Friday, September 7, 2018 1030 am 91 degrees
As we moved farther into September, we are getting close to the arrival of our fall run of Chinook Salmon.
The river runs especially low as the weir is being installed in the river at the Nimbus Fish Hatchery. The normally shallow area, I have often described as “the narrows” in previous blogs, is more rocks than water today. The rocky area pictured is a short walk from Fair Oaks Bridge.
How things will change in a month! Salmon will be swimming upriver to spawn, jumping and splashing through the narrow area.
Visitors are likely to see a dozen salmon swim through in less than an hour. Seagulls, Turkey Vultures, Egrets, Great Blue Herons, Canada Geese, Cormorants and ducks will all be watching for their turn to enjoy a salmon lunch or dinner.
I continue my bike ride on the Parkway until I reach the long paved path that veers off the bike trail and ends at the river. The island pictured attracts 100 seagulls and a dozen Turkey Vultures during the peak of salmon spawning.
I have often seen people wandering on the other side of the river with no idea how they get there. I recently walked with a Meetup group to Sailor’s Bar. For the first time, I saw the river from the other side. Sailor’s Bar is another beautiful series of easy walks around a large pond with access to the river.
Twenty seagulls are already waiting anxiously for salmon to arrive. For now, they float lazily on the water. Some fly to change their position. Turkey vultures patrol the island. I see these large birds flying across the sky and settling in trees on every walk along the river.
Saturday, September 29, 2018 56 degrees 735 am
Two fluffy chickens look for food on Bridge Street.
Walking on Fair Oaks Bridge, clouds blanket the sky and the only light is a long, thin strip directly above distant treetops. River is calm and deep green.
Lots of activity this morning!
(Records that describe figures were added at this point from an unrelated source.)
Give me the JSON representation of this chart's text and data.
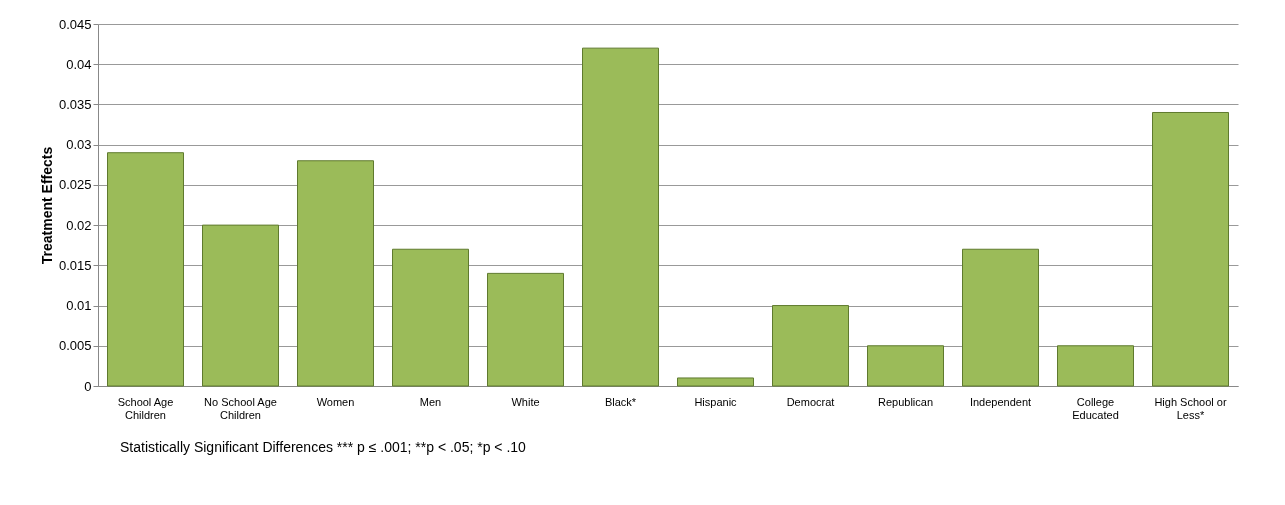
{
  "chart_data": {
    "type": "bar",
    "ylabel": "Treatment Effects",
    "categories": [
      "School Age Children",
      "No School Age Children",
      "Women",
      "Men",
      "White",
      "Black*",
      "Hispanic",
      "Democrat",
      "Republican",
      "Independent",
      "College Educated",
      "High School or Less*"
    ],
    "values": [
      0.029,
      0.02,
      0.028,
      0.017,
      0.014,
      0.042,
      0.001,
      0.01,
      0.005,
      0.017,
      0.005,
      0.034
    ],
    "color": "#9bbb59",
    "ylim": [
      0,
      0.045
    ],
    "yticks": [
      0,
      0.005,
      0.01,
      0.015,
      0.02,
      0.025,
      0.03,
      0.035,
      0.04,
      0.045
    ],
    "grid": "y",
    "annotations": [
      "Statistically Significant Differences *** p ≤ .001; **p < .05; *p < .10"
    ]
  }
}
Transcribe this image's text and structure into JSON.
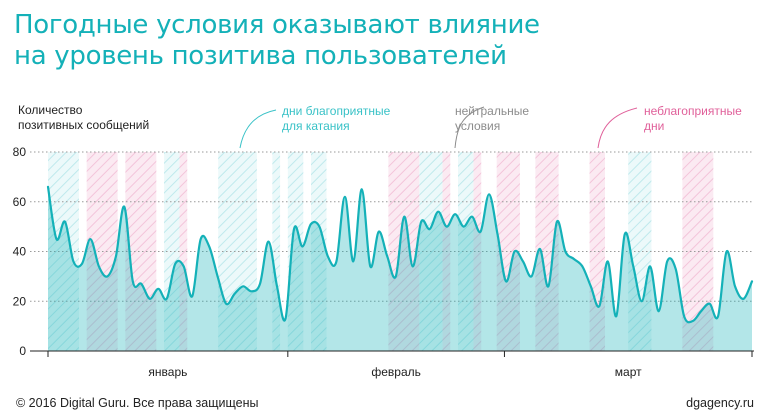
{
  "title_lines": [
    "Погодные условия оказывают влияние",
    "на уровень позитива пользователей"
  ],
  "footer": {
    "copyright": "© 2016 Digital Guru. Все права защищены",
    "site": "dgagency.ru"
  },
  "colors": {
    "title": "#14b1b8",
    "line": "#14b1b8",
    "area": "#b2e8ec",
    "favorable": "#39c2c7",
    "neutral": "#8c8c8c",
    "unfavorable": "#e0609a"
  },
  "chart_data": {
    "type": "area",
    "ylabel_lines": [
      "Количество",
      "позитивных сообщений"
    ],
    "ylim": [
      0,
      80
    ],
    "yticks": [
      "0",
      "20",
      "40",
      "60",
      "80"
    ],
    "xlim": [
      0,
      91
    ],
    "months": [
      {
        "label": "январь",
        "start": 0,
        "end": 31
      },
      {
        "label": "февраль",
        "start": 31,
        "end": 59
      },
      {
        "label": "март",
        "start": 59,
        "end": 91
      }
    ],
    "legend": [
      {
        "key": "favorable",
        "lines": [
          "дни благоприятные",
          "для катания"
        ]
      },
      {
        "key": "neutral",
        "lines": [
          "нейтральные",
          "условия"
        ]
      },
      {
        "key": "unfavorable",
        "lines": [
          "неблагоприятные",
          "дни"
        ]
      }
    ],
    "weather_periods": [
      {
        "start": 0,
        "end": 4,
        "type": "favorable"
      },
      {
        "start": 5,
        "end": 9,
        "type": "unfavorable"
      },
      {
        "start": 10,
        "end": 14,
        "type": "unfavorable"
      },
      {
        "start": 15,
        "end": 17,
        "type": "favorable"
      },
      {
        "start": 17,
        "end": 18,
        "type": "unfavorable"
      },
      {
        "start": 22,
        "end": 27,
        "type": "favorable"
      },
      {
        "start": 29,
        "end": 30,
        "type": "favorable"
      },
      {
        "start": 31,
        "end": 33,
        "type": "favorable"
      },
      {
        "start": 34,
        "end": 36,
        "type": "favorable"
      },
      {
        "start": 44,
        "end": 48,
        "type": "unfavorable"
      },
      {
        "start": 48,
        "end": 51,
        "type": "favorable"
      },
      {
        "start": 51,
        "end": 52,
        "type": "unfavorable"
      },
      {
        "start": 53,
        "end": 55,
        "type": "favorable"
      },
      {
        "start": 55,
        "end": 56,
        "type": "unfavorable"
      },
      {
        "start": 58,
        "end": 61,
        "type": "unfavorable"
      },
      {
        "start": 63,
        "end": 66,
        "type": "unfavorable"
      },
      {
        "start": 70,
        "end": 72,
        "type": "unfavorable"
      },
      {
        "start": 75,
        "end": 78,
        "type": "favorable"
      },
      {
        "start": 82,
        "end": 86,
        "type": "unfavorable"
      }
    ],
    "series": [
      {
        "values": [
          66,
          45,
          52,
          36,
          35,
          45,
          34,
          30,
          38,
          58,
          28,
          27,
          21,
          25,
          21,
          35,
          34,
          22,
          45,
          42,
          30,
          19,
          23,
          26,
          24,
          27,
          44,
          26,
          13,
          49,
          42,
          51,
          50,
          38,
          36,
          62,
          36,
          65,
          34,
          48,
          38,
          30,
          54,
          34,
          52,
          49,
          56,
          50,
          55,
          50,
          54,
          48,
          63,
          47,
          28,
          40,
          36,
          30,
          41,
          26,
          52,
          40,
          37,
          34,
          26,
          18,
          36,
          14,
          47,
          34,
          20,
          34,
          16,
          36,
          33,
          14,
          12,
          16,
          19,
          14,
          40,
          26,
          21,
          28
        ]
      }
    ]
  }
}
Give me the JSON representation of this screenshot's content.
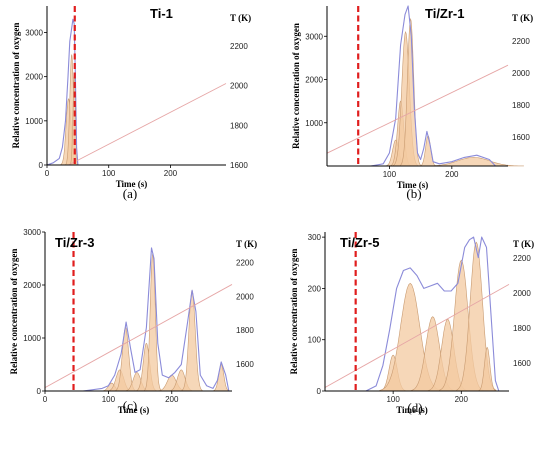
{
  "chart_data": [
    {
      "panel_label": "(a)",
      "title": "Ti-1",
      "type": "area",
      "xlabel": "Time  (s)",
      "ylabel": "Relative concentration of oxygen",
      "y2label": "T (K)",
      "xlim": [
        0,
        290
      ],
      "ylim": [
        0,
        3600
      ],
      "y2lim": [
        1600,
        2400
      ],
      "xticks": [
        0,
        100,
        200
      ],
      "yticks": [
        0,
        1000,
        2000,
        3000
      ],
      "y2ticks": [
        1600,
        1800,
        2000,
        2200
      ],
      "dashed_line_x": 45,
      "temperature_line": {
        "x": [
          35,
          290
        ],
        "T": [
          1600,
          2010
        ]
      },
      "envelope": {
        "x": [
          0,
          10,
          20,
          25,
          30,
          34,
          37,
          40,
          42,
          44,
          46,
          48,
          50
        ],
        "y": [
          0,
          50,
          150,
          400,
          1000,
          2000,
          2800,
          3100,
          3300,
          3200,
          2000,
          400,
          0
        ]
      },
      "peaks": [
        {
          "center": 35,
          "height": 1500,
          "width": 4
        },
        {
          "center": 40,
          "height": 2500,
          "width": 3
        },
        {
          "center": 44,
          "height": 2000,
          "width": 2
        }
      ]
    },
    {
      "panel_label": "(b)",
      "title": "Ti/Zr-1",
      "type": "area",
      "xlabel": "Time  (s)",
      "ylabel": "Relative concentration of oxygen",
      "y2label": "T (K)",
      "xlim": [
        0,
        290
      ],
      "ylim": [
        0,
        3700
      ],
      "y2lim": [
        1420,
        2420
      ],
      "xticks": [
        100,
        200
      ],
      "yticks": [
        1000,
        2000,
        3000
      ],
      "y2ticks": [
        1600,
        1800,
        2000,
        2200
      ],
      "dashed_line_x": 50,
      "temperature_line": {
        "x": [
          0,
          290
        ],
        "T": [
          1500,
          2050
        ]
      },
      "envelope": {
        "x": [
          70,
          90,
          100,
          110,
          118,
          125,
          130,
          135,
          140,
          145,
          150,
          155,
          160,
          165,
          170,
          180,
          200,
          220,
          240,
          260,
          270
        ],
        "y": [
          0,
          50,
          300,
          1100,
          2800,
          3500,
          3700,
          3000,
          1300,
          300,
          150,
          400,
          800,
          500,
          100,
          50,
          100,
          200,
          250,
          150,
          0
        ]
      },
      "peaks": [
        {
          "center": 110,
          "height": 600,
          "width": 5
        },
        {
          "center": 118,
          "height": 1500,
          "width": 5
        },
        {
          "center": 126,
          "height": 3100,
          "width": 6
        },
        {
          "center": 134,
          "height": 3400,
          "width": 5
        },
        {
          "center": 162,
          "height": 700,
          "width": 4
        },
        {
          "center": 235,
          "height": 200,
          "width": 25
        }
      ]
    },
    {
      "panel_label": "(c)",
      "title": "Ti/Zr-3",
      "type": "area",
      "xlabel": "Time  (s)",
      "ylabel": "Relative concentration of oxygen",
      "y2label": "T (K)",
      "xlim": [
        0,
        295
      ],
      "ylim": [
        0,
        3000
      ],
      "y2lim": [
        1440,
        2380
      ],
      "xticks": [
        0,
        100,
        200
      ],
      "yticks": [
        0,
        1000,
        2000,
        3000
      ],
      "y2ticks": [
        1600,
        1800,
        2000,
        2200
      ],
      "dashed_line_x": 45,
      "temperature_line": {
        "x": [
          0,
          295
        ],
        "T": [
          1460,
          2070
        ]
      },
      "envelope": {
        "x": [
          60,
          90,
          100,
          110,
          120,
          128,
          135,
          142,
          150,
          160,
          168,
          172,
          178,
          185,
          195,
          205,
          215,
          225,
          232,
          238,
          245,
          255,
          265,
          272,
          278,
          285,
          290
        ],
        "y": [
          0,
          50,
          100,
          300,
          700,
          1300,
          800,
          350,
          400,
          1200,
          2700,
          2500,
          900,
          300,
          250,
          350,
          500,
          1300,
          1900,
          1500,
          300,
          100,
          50,
          200,
          550,
          300,
          0
        ]
      },
      "peaks": [
        {
          "center": 105,
          "height": 150,
          "width": 5
        },
        {
          "center": 118,
          "height": 400,
          "width": 6
        },
        {
          "center": 127,
          "height": 1200,
          "width": 5
        },
        {
          "center": 145,
          "height": 350,
          "width": 6
        },
        {
          "center": 160,
          "height": 900,
          "width": 5
        },
        {
          "center": 170,
          "height": 2600,
          "width": 4
        },
        {
          "center": 200,
          "height": 300,
          "width": 7
        },
        {
          "center": 215,
          "height": 400,
          "width": 6
        },
        {
          "center": 232,
          "height": 1900,
          "width": 5
        },
        {
          "center": 278,
          "height": 500,
          "width": 4
        }
      ]
    },
    {
      "panel_label": "(d)",
      "title": "Ti/Zr-5",
      "type": "area",
      "xlabel": "Time  (s)",
      "ylabel": "Relative concentration of oxygen",
      "y2label": "T (K)",
      "xlim": [
        0,
        270
      ],
      "ylim": [
        0,
        310
      ],
      "y2lim": [
        1440,
        2350
      ],
      "xticks": [
        100,
        200
      ],
      "yticks": [
        0,
        100,
        200,
        300
      ],
      "y2ticks": [
        1600,
        1800,
        2000,
        2200
      ],
      "dashed_line_x": 45,
      "temperature_line": {
        "x": [
          0,
          270
        ],
        "T": [
          1460,
          2050
        ]
      },
      "envelope": {
        "x": [
          60,
          75,
          85,
          95,
          105,
          115,
          125,
          135,
          145,
          155,
          165,
          175,
          185,
          195,
          205,
          212,
          218,
          225,
          230,
          237,
          245,
          250,
          255
        ],
        "y": [
          0,
          10,
          50,
          120,
          200,
          235,
          240,
          225,
          200,
          205,
          210,
          195,
          195,
          210,
          280,
          295,
          300,
          260,
          300,
          280,
          120,
          20,
          0
        ]
      },
      "peaks": [
        {
          "center": 100,
          "height": 70,
          "width": 6
        },
        {
          "center": 125,
          "height": 210,
          "width": 14
        },
        {
          "center": 158,
          "height": 145,
          "width": 10
        },
        {
          "center": 180,
          "height": 140,
          "width": 9
        },
        {
          "center": 200,
          "height": 255,
          "width": 10
        },
        {
          "center": 222,
          "height": 290,
          "width": 9
        },
        {
          "center": 238,
          "height": 85,
          "width": 4
        }
      ]
    }
  ],
  "colors": {
    "fill": "#f3c9a0",
    "fill_stroke": "#c89a70",
    "envelope": "#8b8bd9",
    "temperature": "#e6a6a6",
    "dashed": "#e01e1e",
    "axis": "#000000"
  }
}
Standing on the bridge, I watch clouds change from a gray blanket to snow white puffs, as the wind stretches them apart to reveal a deep blue backing underneath. Three ducks come out for a swim and approach where the boats sit.
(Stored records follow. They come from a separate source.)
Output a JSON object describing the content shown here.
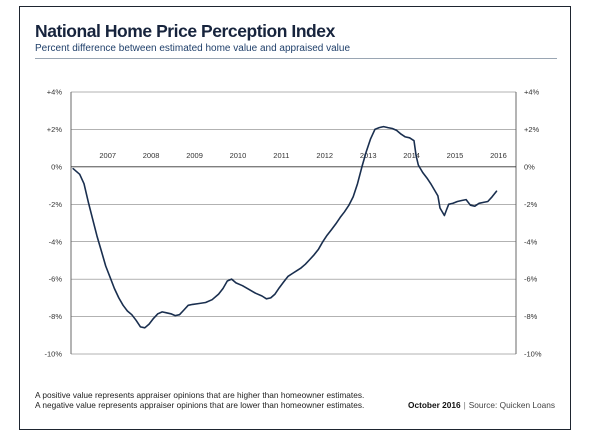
{
  "title": "National Home Price Perception Index",
  "subtitle": "Percent difference between estimated home value and appraised value",
  "footnote": {
    "line1": "A positive value represents appraiser opinions that are higher than homeowner estimates.",
    "line2": "A negative value represents appraiser opinions that are lower than homeowner estimates."
  },
  "credit": {
    "date": "October 2016",
    "separator": "|",
    "source": "Source: Quicken Loans"
  },
  "colors": {
    "line": "#1a2f4f",
    "title": "#17243d",
    "subtitle": "#1f3f6a",
    "grid": "#555555"
  },
  "chart_data": {
    "type": "line",
    "title": "National Home Price Perception Index",
    "subtitle": "Percent difference between estimated home value and appraised value",
    "xlabel": "",
    "ylabel": "",
    "xlim": [
      2006.5,
      2016.75
    ],
    "ylim": [
      -10,
      4
    ],
    "y_ticks": [
      4,
      2,
      0,
      -2,
      -4,
      -6,
      -8,
      -10
    ],
    "y_tick_labels": [
      "+4%",
      "+2%",
      "0%",
      "-2%",
      "-4%",
      "-6%",
      "-8%",
      "-10%"
    ],
    "x_tick_labels": [
      {
        "label": "2007",
        "x": 2007
      },
      {
        "label": "2008",
        "x": 2008
      },
      {
        "label": "2009",
        "x": 2009
      },
      {
        "label": "2010",
        "x": 2010
      },
      {
        "label": "2011",
        "x": 2011
      },
      {
        "label": "2012",
        "x": 2012
      },
      {
        "label": "2013",
        "x": 2013
      },
      {
        "label": "2014",
        "x": 2014
      },
      {
        "label": "2015",
        "x": 2015
      },
      {
        "label": "2016",
        "x": 2016
      }
    ],
    "grid": "horizontal",
    "legend": "none",
    "series": [
      {
        "points": [
          [
            2006.55,
            -0.1
          ],
          [
            2006.7,
            -0.4
          ],
          [
            2006.8,
            -0.9
          ],
          [
            2006.9,
            -1.9
          ],
          [
            2007.0,
            -2.8
          ],
          [
            2007.1,
            -3.7
          ],
          [
            2007.2,
            -4.5
          ],
          [
            2007.3,
            -5.3
          ],
          [
            2007.4,
            -5.9
          ],
          [
            2007.5,
            -6.5
          ],
          [
            2007.6,
            -7.0
          ],
          [
            2007.7,
            -7.4
          ],
          [
            2007.8,
            -7.7
          ],
          [
            2007.9,
            -7.9
          ],
          [
            2008.0,
            -8.2
          ],
          [
            2008.1,
            -8.55
          ],
          [
            2008.2,
            -8.6
          ],
          [
            2008.3,
            -8.4
          ],
          [
            2008.4,
            -8.1
          ],
          [
            2008.5,
            -7.85
          ],
          [
            2008.6,
            -7.75
          ],
          [
            2008.7,
            -7.8
          ],
          [
            2008.8,
            -7.85
          ],
          [
            2008.9,
            -7.95
          ],
          [
            2009.0,
            -7.9
          ],
          [
            2009.1,
            -7.65
          ],
          [
            2009.2,
            -7.4
          ],
          [
            2009.3,
            -7.35
          ],
          [
            2009.45,
            -7.3
          ],
          [
            2009.6,
            -7.25
          ],
          [
            2009.75,
            -7.1
          ],
          [
            2009.9,
            -6.8
          ],
          [
            2010.0,
            -6.5
          ],
          [
            2010.1,
            -6.1
          ],
          [
            2010.2,
            -6.0
          ],
          [
            2010.3,
            -6.2
          ],
          [
            2010.45,
            -6.35
          ],
          [
            2010.6,
            -6.55
          ],
          [
            2010.75,
            -6.75
          ],
          [
            2010.9,
            -6.9
          ],
          [
            2011.0,
            -7.05
          ],
          [
            2011.1,
            -7.0
          ],
          [
            2011.2,
            -6.8
          ],
          [
            2011.3,
            -6.45
          ],
          [
            2011.4,
            -6.15
          ],
          [
            2011.5,
            -5.85
          ],
          [
            2011.6,
            -5.7
          ],
          [
            2011.7,
            -5.55
          ],
          [
            2011.8,
            -5.4
          ],
          [
            2011.9,
            -5.2
          ],
          [
            2012.0,
            -4.95
          ],
          [
            2012.1,
            -4.7
          ],
          [
            2012.2,
            -4.4
          ],
          [
            2012.3,
            -4.0
          ],
          [
            2012.4,
            -3.65
          ],
          [
            2012.5,
            -3.35
          ],
          [
            2012.6,
            -3.05
          ],
          [
            2012.7,
            -2.7
          ],
          [
            2012.8,
            -2.4
          ],
          [
            2012.9,
            -2.05
          ],
          [
            2013.0,
            -1.6
          ],
          [
            2013.1,
            -0.9
          ],
          [
            2013.2,
            0.0
          ],
          [
            2013.3,
            0.8
          ],
          [
            2013.4,
            1.5
          ],
          [
            2013.5,
            2.0
          ],
          [
            2013.6,
            2.1
          ],
          [
            2013.7,
            2.15
          ],
          [
            2013.8,
            2.1
          ],
          [
            2013.9,
            2.05
          ],
          [
            2014.0,
            1.95
          ],
          [
            2014.1,
            1.75
          ],
          [
            2014.2,
            1.6
          ],
          [
            2014.3,
            1.55
          ],
          [
            2014.4,
            1.4
          ],
          [
            2014.45,
            0.6
          ],
          [
            2014.5,
            0.1
          ],
          [
            2014.6,
            -0.3
          ],
          [
            2014.7,
            -0.6
          ],
          [
            2014.8,
            -0.95
          ],
          [
            2014.9,
            -1.35
          ],
          [
            2014.95,
            -1.55
          ],
          [
            2015.0,
            -2.2
          ],
          [
            2015.1,
            -2.6
          ],
          [
            2015.15,
            -2.3
          ],
          [
            2015.2,
            -2.0
          ],
          [
            2015.3,
            -1.95
          ],
          [
            2015.4,
            -1.85
          ],
          [
            2015.5,
            -1.8
          ],
          [
            2015.6,
            -1.75
          ],
          [
            2015.7,
            -2.05
          ],
          [
            2015.8,
            -2.1
          ],
          [
            2015.9,
            -1.95
          ],
          [
            2016.0,
            -1.9
          ],
          [
            2016.1,
            -1.85
          ],
          [
            2016.2,
            -1.6
          ],
          [
            2016.3,
            -1.3
          ]
        ]
      }
    ]
  }
}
As I prepared to take photos of the morning scene, I was surprised to see clouds reflecting in the water – seen only through my camera lens.
Walking to the boat launch ramp, rafters and boaters who arrived as early as 530 am prepare to leave the river while others are just now arriving. Pick up trucks and boat trailers line the parking lot. Several ducks next to the riverbank engage in their morning routines: cleaning, dunking for food, and watching the river. Turkey Vultures patrol the sky over Fair Oaks Bluff. Two-dozen pigeons circle the sky east of Fair Oaks Bridge. I do not see any of them land. They circle and vanish.
I hear a chortle to my left and know a Great Blue Heron has flown in. It poses on the rock on the left side of the boat ramp long enough for me to snap a few photos. Then it sounds another call, extends its large wings and glides slowly over the river, past the ducks and vanishes further upriver.